Aquella tarde cortó dos orejas que coronaron la faena de mayor calado artístico del ciclo. Hace sólo algunos días oficiaba la entrega del vestido a la hermandad, a la que había acompañado este mismo Miércoles Santo como nazareno de botones rojos. Pero ese traje de luces de delanteras inusualmente bordadas escondía otras claves que revelan una faceta poco conocida de Morante: su afán enciclopédico; la cualidad de estudioso del toreo y todo el universo taurómaco. Aquel vestido -todos los que ha escogido el diestro de La Puebla para cumplir la temporada 2016- no dejaba de ser una propuesta para viajar a la Edad de Plata, un apasionante periodo artístico y taurino sin el que no se puede entender el universo estético del torero cigarrero.

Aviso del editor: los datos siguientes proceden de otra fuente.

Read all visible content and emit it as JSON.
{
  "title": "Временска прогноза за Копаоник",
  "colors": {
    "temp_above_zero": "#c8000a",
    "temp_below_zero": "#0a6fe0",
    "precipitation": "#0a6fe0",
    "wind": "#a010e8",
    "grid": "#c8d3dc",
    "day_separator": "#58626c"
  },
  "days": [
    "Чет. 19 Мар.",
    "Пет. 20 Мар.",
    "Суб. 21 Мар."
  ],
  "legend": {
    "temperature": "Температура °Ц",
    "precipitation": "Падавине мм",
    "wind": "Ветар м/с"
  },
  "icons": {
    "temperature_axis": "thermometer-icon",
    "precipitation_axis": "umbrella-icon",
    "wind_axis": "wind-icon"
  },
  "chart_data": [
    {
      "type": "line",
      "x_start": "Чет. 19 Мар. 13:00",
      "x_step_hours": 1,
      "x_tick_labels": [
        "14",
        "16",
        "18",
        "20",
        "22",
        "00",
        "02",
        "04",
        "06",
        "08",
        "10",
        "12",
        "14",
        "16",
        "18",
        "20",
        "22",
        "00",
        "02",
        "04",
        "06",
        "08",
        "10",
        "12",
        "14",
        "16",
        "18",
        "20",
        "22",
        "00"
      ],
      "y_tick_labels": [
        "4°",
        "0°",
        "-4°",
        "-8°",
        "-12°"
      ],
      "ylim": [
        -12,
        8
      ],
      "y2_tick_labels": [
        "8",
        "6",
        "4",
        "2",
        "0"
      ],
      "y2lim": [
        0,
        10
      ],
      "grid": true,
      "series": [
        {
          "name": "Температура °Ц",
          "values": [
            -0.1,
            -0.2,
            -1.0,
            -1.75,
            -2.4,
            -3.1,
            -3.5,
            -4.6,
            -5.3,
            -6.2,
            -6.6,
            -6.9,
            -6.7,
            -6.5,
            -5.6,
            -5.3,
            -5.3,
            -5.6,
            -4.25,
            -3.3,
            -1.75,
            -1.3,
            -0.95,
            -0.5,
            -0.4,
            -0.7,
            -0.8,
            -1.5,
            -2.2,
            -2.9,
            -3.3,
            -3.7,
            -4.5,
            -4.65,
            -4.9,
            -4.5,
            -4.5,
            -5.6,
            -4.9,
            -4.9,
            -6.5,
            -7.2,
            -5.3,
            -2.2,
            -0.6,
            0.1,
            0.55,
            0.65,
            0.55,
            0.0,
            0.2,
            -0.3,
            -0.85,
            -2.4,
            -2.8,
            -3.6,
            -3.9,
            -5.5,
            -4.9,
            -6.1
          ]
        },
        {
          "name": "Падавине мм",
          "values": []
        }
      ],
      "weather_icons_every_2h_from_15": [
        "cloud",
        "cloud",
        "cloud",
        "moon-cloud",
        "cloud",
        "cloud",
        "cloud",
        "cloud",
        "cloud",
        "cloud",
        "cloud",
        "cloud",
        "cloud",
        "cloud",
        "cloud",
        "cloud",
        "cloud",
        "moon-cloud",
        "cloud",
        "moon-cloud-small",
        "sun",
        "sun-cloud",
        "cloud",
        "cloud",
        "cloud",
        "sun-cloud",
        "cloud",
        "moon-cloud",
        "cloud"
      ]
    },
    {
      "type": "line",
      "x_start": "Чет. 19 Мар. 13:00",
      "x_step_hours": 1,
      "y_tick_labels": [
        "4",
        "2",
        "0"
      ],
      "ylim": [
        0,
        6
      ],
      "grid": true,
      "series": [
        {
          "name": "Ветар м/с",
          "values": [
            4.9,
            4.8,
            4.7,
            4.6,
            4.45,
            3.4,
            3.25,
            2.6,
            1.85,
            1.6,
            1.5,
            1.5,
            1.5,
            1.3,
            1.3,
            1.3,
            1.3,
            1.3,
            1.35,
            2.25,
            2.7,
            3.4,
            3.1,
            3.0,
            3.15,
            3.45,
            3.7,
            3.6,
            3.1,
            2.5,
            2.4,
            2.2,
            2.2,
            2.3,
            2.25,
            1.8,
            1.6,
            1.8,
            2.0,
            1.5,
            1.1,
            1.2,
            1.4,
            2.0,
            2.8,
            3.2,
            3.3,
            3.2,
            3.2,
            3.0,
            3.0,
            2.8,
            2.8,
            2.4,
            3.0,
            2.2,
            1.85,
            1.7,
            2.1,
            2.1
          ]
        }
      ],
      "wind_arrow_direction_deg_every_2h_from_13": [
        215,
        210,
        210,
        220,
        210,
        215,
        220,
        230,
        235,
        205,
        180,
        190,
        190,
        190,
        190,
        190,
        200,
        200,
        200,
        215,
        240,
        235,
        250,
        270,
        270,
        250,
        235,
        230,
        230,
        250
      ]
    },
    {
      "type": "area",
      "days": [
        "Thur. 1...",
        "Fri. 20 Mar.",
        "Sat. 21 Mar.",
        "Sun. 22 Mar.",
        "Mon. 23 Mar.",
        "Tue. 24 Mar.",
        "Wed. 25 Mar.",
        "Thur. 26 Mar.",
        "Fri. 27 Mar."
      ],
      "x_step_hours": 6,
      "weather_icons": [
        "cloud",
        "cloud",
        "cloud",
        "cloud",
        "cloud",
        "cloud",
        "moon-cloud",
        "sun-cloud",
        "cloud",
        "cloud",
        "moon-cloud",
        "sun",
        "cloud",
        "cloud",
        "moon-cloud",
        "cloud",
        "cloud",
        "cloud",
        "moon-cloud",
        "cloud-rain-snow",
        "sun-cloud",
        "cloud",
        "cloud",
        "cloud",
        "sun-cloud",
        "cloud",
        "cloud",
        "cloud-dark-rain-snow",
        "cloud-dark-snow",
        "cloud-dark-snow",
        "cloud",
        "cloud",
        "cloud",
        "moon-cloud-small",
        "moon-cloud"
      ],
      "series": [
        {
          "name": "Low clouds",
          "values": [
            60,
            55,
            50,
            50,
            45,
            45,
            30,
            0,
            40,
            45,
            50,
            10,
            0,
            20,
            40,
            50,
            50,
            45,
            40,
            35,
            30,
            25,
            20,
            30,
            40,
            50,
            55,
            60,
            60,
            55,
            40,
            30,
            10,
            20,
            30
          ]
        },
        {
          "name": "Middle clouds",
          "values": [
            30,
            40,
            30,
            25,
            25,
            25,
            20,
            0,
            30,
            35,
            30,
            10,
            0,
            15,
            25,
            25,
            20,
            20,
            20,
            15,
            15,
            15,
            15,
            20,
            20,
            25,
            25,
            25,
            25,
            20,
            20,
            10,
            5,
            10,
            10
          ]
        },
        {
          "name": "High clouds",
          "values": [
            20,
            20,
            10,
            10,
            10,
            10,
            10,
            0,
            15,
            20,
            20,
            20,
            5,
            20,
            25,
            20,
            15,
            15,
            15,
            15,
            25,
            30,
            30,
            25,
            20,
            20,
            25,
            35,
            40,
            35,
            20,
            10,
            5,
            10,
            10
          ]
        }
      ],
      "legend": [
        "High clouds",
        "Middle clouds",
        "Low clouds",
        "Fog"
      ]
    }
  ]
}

Los trajes de delanteras bordadas, sin los clásicos golpes de alamares, caracterizaron aquella época febril para las artes y las letras. No hay que perder de vista el telón de fondo que prestaban las vanguardias y el regionalismo musical y arquitectónico. Algo estaba cambiando a la vez que se acerca la exposición iberoamericana que mudó la piel de Sevilla: también en el lenguaje taurino; y hasta en el atavío de los toreros. Pero hay una bisagra definitiva que marca un punto de inflexión. La muerte de Gallito en Talavera sentenció toda una época del toreo pero también supuso un antes y un después en muchas cosas. Casualidad o no, aquellos trajes de bordados enterizos se popopularizaron rápidamente a la caída del coloso de Gelves.

No sabemos si Joselito, que controlaba hasta el más mínimo detalle de la profesión, habría consentido aquella innovación indumentaria que venía a prescindir de los bizarros alamares de bellotas y chorrillos que habían adornado la ropa de torear desde la época de Paquiro hasta la Edad de Oro de José y Juan. Belmonte no sucumbió a la moda y siguió luciendo los antiguos golpes de pasamanería. La imagen que acompaña este reportaje -la alternativa del Niño de la Palma en el Corpus de 1925- refleja el choque de esas dos épocas representadas en dos maneras distintas de vestirse de luces. Belmonte había sido pionero en prescindir de muchos aditamentos de la torería añeja pero permanece fiel a la antigua forma de vestirse de torero. Frente a él, un jovencísimo Cayetano Ordóñez -padre del gran Antonio, bisabuelo de los hermanos Rivera- recibe los trastos del oficio con un vestido que es fiel a la nueva moda: los bordados desbordan las delanteras de la chaquetilla, que se estiliza airosamente y realza la figura del nuevo matador, mientras que los clásicos golpes desaparecen de las bocamangas y las aberturas de la taleguilla.

La muerte de Gallito entonaría el gori gori de otras señas de identidad taurinas que hasta entonces se consideraban inamovibles. Es el caso de la coleta, reconvertida en un postizo unido a la clásica castañeta en las tardes de toros. También terminó de caer la ropa corta de calle. El torero, lejos del tipismo costumbrista y decimonónico, se había convertido en un señorito. El propio Morante rescató la antigua coleta algunos años aunque ahora la ha sustituido por el recogido de su abundante pelambrera, sujeta con la clásica moña de morillas de sabor romántico. Aquella moda rememorada por el genio de La Puebla tampoco llegó para quedarse. Se marchitó a la vez que la Edad de Plata apuntaba a la Guerra Civil. Volvieron los viejos alamares pero notablemente recortados. Llegaba el tiempo de los cañones.